Giselle Withers: Well, meditation lies at the heart of mindfulness training. But mindfulness is much more than meditation. So mindfulness meditation teaches us how to focus our attention on the present, how to disengage with the constant strain of thoughts and it teaches many other core mindfulness skills like patience or trust, letting go and acceptance, which can help us live our lives more effectively.
It’s important to say that mindfulness is not just a technique or a method that we just apply at a particular time. The true value of mindfulness is to realise when we can live every moment of our lives with complete presence and awareness.
David Cunnington: So how does that sort of approach help people if they feel they’re not sleeping well?
Giselle Withers: Well, as you know, many people with sleep problems such as insomnia are caught in a vicious cycle. So after a period of poor sleep, they begin to worry about not sleeping and its negative effects.
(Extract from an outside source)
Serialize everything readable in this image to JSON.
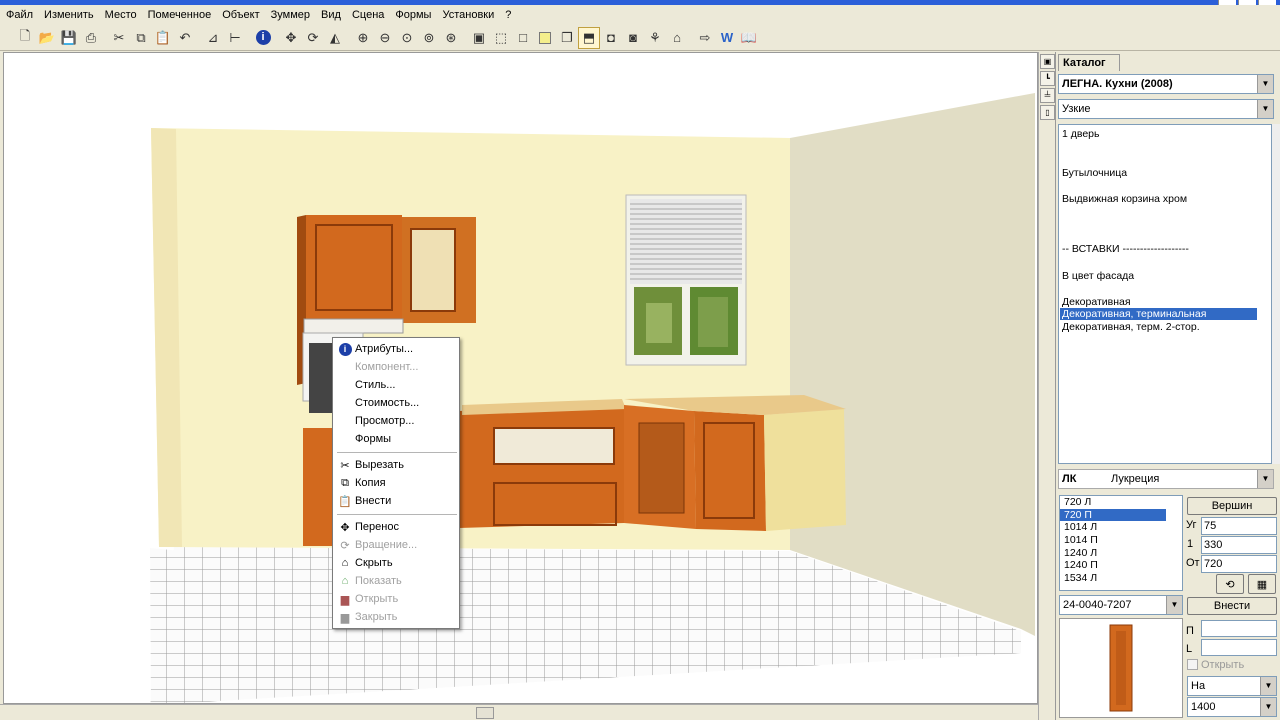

This drives up anxiety and physical arousal which in turn interferes with sleep.
Mindfulness helps people to disengage with these unhelpful thoughts, that people can learn to step back from thoughts and simply observe then as events coming and going from the mind. When we disengage with thoughts in this way, they no longer have power over us. They can no longer trigger strong emotions like anxiety. So it breaks the cycle and which leads to improved sleep.
David Cunnington: Sometimes I’m talking to people about mindfulness and suggesting that it’s a technique they might like to look at. They say, “Yeah, I’ve tried meditation. But really I’m not good at it. I can’t quiet my mind.” What should I say to people when they tell me that or how would you approach that?
Giselle Withers: That’s a good question. People often come to our mindfulness groups feeling worried that they can’t meditate. They’ve usually tried it before and felt they couldn’t do it. Often this is because people have a misunderstanding of what mindfulness meditation is.
Many people believe that you need to clear the mind, so it’s completely blank, which of course is impossible. So thoughts are always coming into the mind. I tell them that there is no need to clear the mind. All you need to do is to watch the thoughts come and go without getting caught up in them. So a metaphor that I like to use is that it’s like sitting beside a river and watching the leaves float by. So it’s also possible to remain an observer to the thoughts floating through our minds.
Over time, this gets easier. So it is possible to sustain longer periods of focused attention.
David Cunnington: That’s great. Thanks for answering those questions. I think I’ve got a better understanding now of how mindfulness fits and how we might be able to use it in managing people with sleep problems.